The group has already started working with startups on pitches.
Finnerty expects about 50 companies from around the state to participate. That large initial group will be whittled down during the week of Sept. 17 with qualifying pitch events before investors and industry experts at locations across the state.
The final event is slated for Oct. 2. Registration is available online until Sept. 12.
The event is designed to be fully bilingual in English and Spanish, as to encourage Spanish-speaking businesses to participate. The events will feature interpreters skilled in language translations as well as tone and excitement level.
Angel Oregon had become an important annual event in the region’s startup ecosystem, creating an accredited investor-backed vehicle that steered money toward one company. Last year, the winning company received $200,000. Angel Oregon helped spawn other investment groups such as Oregon Venture Fund and Portland Seed Fund and, for many years, was one of the few ways to find angel investors. The decision to change it was not made hastily.

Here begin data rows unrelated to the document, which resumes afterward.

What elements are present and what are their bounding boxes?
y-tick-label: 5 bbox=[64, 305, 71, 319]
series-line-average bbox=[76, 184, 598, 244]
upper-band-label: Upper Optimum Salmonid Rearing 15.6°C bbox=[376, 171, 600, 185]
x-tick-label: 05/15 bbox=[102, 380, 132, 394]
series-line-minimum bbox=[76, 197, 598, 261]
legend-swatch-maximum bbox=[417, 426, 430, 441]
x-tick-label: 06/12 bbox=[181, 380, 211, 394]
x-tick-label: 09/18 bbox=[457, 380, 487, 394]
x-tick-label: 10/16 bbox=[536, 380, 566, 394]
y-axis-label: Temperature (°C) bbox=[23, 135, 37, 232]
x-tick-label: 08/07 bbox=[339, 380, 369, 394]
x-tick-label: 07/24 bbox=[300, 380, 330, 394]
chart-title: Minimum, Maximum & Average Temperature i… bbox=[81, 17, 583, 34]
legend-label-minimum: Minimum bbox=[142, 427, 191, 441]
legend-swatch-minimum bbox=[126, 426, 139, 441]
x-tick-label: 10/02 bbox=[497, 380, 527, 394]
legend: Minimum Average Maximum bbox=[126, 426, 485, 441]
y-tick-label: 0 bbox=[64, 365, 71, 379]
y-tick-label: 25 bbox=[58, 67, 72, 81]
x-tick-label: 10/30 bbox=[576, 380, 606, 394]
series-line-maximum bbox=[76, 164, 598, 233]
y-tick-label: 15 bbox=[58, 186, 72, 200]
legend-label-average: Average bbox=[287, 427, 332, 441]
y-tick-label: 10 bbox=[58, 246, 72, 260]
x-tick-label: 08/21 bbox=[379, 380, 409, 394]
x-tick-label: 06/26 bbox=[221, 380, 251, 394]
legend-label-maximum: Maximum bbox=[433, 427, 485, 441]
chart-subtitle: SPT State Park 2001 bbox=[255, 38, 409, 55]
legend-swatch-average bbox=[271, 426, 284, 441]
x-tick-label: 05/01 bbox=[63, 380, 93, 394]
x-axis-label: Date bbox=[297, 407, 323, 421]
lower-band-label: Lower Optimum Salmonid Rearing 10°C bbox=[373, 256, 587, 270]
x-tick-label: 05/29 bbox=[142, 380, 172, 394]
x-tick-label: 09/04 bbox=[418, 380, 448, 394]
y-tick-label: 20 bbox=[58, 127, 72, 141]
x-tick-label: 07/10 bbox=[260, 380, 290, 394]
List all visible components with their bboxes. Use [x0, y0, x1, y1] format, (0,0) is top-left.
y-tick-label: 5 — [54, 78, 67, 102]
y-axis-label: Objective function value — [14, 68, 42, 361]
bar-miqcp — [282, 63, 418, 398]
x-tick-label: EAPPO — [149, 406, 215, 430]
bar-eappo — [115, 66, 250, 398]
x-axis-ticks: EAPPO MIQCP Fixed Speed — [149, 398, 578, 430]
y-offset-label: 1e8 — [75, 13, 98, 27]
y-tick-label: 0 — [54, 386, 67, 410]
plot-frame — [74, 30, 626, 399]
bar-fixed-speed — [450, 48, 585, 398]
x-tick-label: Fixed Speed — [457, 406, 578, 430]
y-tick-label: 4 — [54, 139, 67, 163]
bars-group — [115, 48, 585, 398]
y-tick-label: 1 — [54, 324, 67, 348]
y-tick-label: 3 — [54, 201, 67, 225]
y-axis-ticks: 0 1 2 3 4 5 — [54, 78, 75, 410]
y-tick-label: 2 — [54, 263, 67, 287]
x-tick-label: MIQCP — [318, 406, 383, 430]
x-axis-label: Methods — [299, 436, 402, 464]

“People are surprised Angel Oregon is at least on hold for this year because it has been around for so long,” Finnerty said. “But, at the same time when we talk about it, the investors say they can invest $7,500 in Angel Oregon and one company or do $20,000 and be in Oregon Venture Fund and be in (several) companies. It didn’t seem best for investors and we felt we could provide the experience and visibility to the participants as we did for Angel Oregon.”
In March, the 27-year-old group announced a major overhaul in how it works with entrepreneurs. It’s shifting to an industry-cluster model, focused first on food and beverage, and cannabis. The group wants to better connect businesses in those industries with resources and networks that exist across the state. Other clusters would roll out later.